Por Urariano Mota – de São Paulo

Os mais jovens, a maioria da população, desconhecem os crimes da ditadura brasileira.

Os escritores, jornalistas, historiadores e cineastas temos uma tarefa de Sísifo: recomeçar a contar a história da ditadura todos os dias.

Os mais jovens, a maioria da população, desconhecem os crimes da ditadura brasileira

Como tento fazer a seguir, numa das muitas páginas em que a denúncia dos crimes, a luta e o amor avultam no romance “A mais longa duração da juventude”.

“Então a advogada Gardênia anotará da entrevista com Vargas: ‘Ele era um tipo romântico, ingênuo’. O que isso queria dizer? Ali na sala está corporificado para ela: de braços abertos, Vargas protege a companheira e a filha. No diário da advogada: ‘eu conversei com ele que fugisse, ao que ele se negou dizendo que isso não faria, porque zelava pela segurança da filha e da esposa’. E Vargas, na defesa sem armas, na imaginada que pode dar às pessoas do seu extremado carinho, registra o diário da advogada: ‘Eu pedi que ele deixasse a criancinha sob meus cuidados. Ele me falou que não ia levar Nelinha para uma aventura, porque ela era uma pessoa frágil, e seria também assassinada. Aí era pior, porque a menina ficaria órfã, sem ninguém’.

Nesse ponto flagramos a pessoa, a coragem e terror de Vargas: a consciência de que será morto. Mas não só morto a tiro, de bala. Morto depois de intensa tortura e sofrimento. Aqui entra o ponto nevrálgico, ele sabe que não demora ser brutalizado, se continuar no Recife. Mas não deseja que a sua mulher o acompanhe, na hipótese de fuga ou adiamento da execução. Se ele é o condenado, por que atrair, dividir o inferno com quem ama?

– Fuja, fuja, Vargas. O momento de escapar é agora – fala a advogada.

Mas ele, o homem ‘romântico ingênuo’, não quer fugir. À distância podemos ver a lógica fria do heroísmo em lugar do romântico, penso. A advogada Gardênia lhe atribui a qualidade de romântico porque ele defende de modo absoluto a integridade física da companheira. Um caso de paixão de enamorado, talvez. E acrescenta o ingênuo, porque ele se nega a receber o oferecimento prático do mundo real, a saber: fugir, salvar-se, para depois em segurança avaliar o estrago que deixa. Mas não estamos preparados para ver a grandeza no instante em que ocorre.

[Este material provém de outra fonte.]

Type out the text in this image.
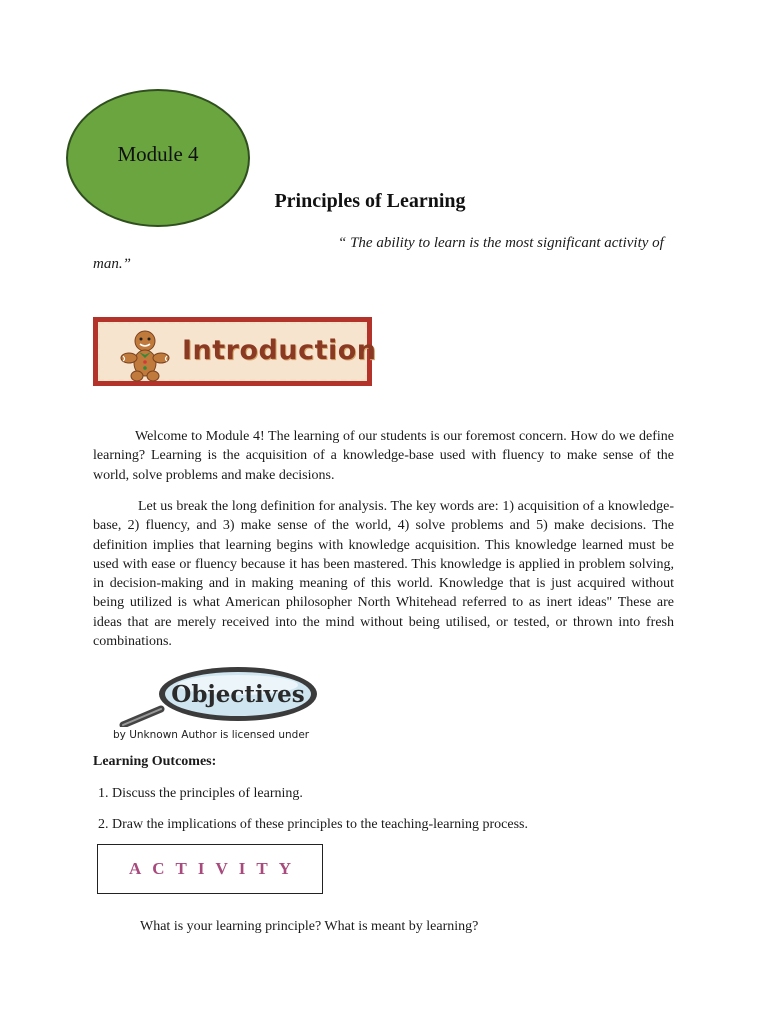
Module 4
Principles of Learning
“ The ability to learn is the most significant activity of
man.”
Introduction
Welcome to Module 4! The learning of our students is our foremost concern. How do we define learning? Learning is the acquisition of a knowledge-base used with fluency to make sense of the world, solve problems and make decisions.
Let us break the long definition for analysis. The key words are: 1) acquisition of a knowledge-base, 2) fluency, and 3) make sense of the world, 4) solve problems and 5) make decisions. The definition implies that learning begins with knowledge acquisition. This knowledge learned must be used with ease or fluency because it has been mastered. This knowledge is applied in problem solving, in decision-making and in making meaning of this world. Knowledge that is just acquired without being utilized is what American philosopher North Whitehead referred to as inert ideas" These are ideas that are merely received into the mind without being utilised, or tested, or thrown into fresh combinations.
Objectives
by Unknown Author is licensed under
Learning Outcomes:
1. Discuss the principles of learning.
2. Draw the implications of these principles to the teaching-learning process.
ACTIVITY
What is your learning principle? What is meant by learning?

Ou melhor, só vemos o grande quando ele nos impacta de modo bárbaro. Por exemplo, Gregório Bezerra sendo espancado a golpes de ferro na cabeça pelas ruas do Recife. Na sua altiva resistência vemos. Mas não enxergamos que o heroísmo vem antes da tragédia. Na decisão que antecede o desfecho não vemos a grandeza. O próprio Vargas, naquela hora em que abre os braços no apartamento de Gardênia, nada vê de excepcional. Ele apenas age para defender pessoas do seu amor, age apenas por justiça. Não levará para a desgraça a companheira querida e sua Krupskaia. Não permitirá que corram riscos maiores que viver com um ‘terrorista’. E ameniza a própria bravura com uma fórmula prosaica:

– Talvez eles nem me peguem agora. É tempo de eu vender livros pedidos pelas escolas. Com o dinheiro da comissão, eu fujo. Entendeu, doutora? Mas fique com os meus documentos. Se a situação apertar, já estão com a senhora.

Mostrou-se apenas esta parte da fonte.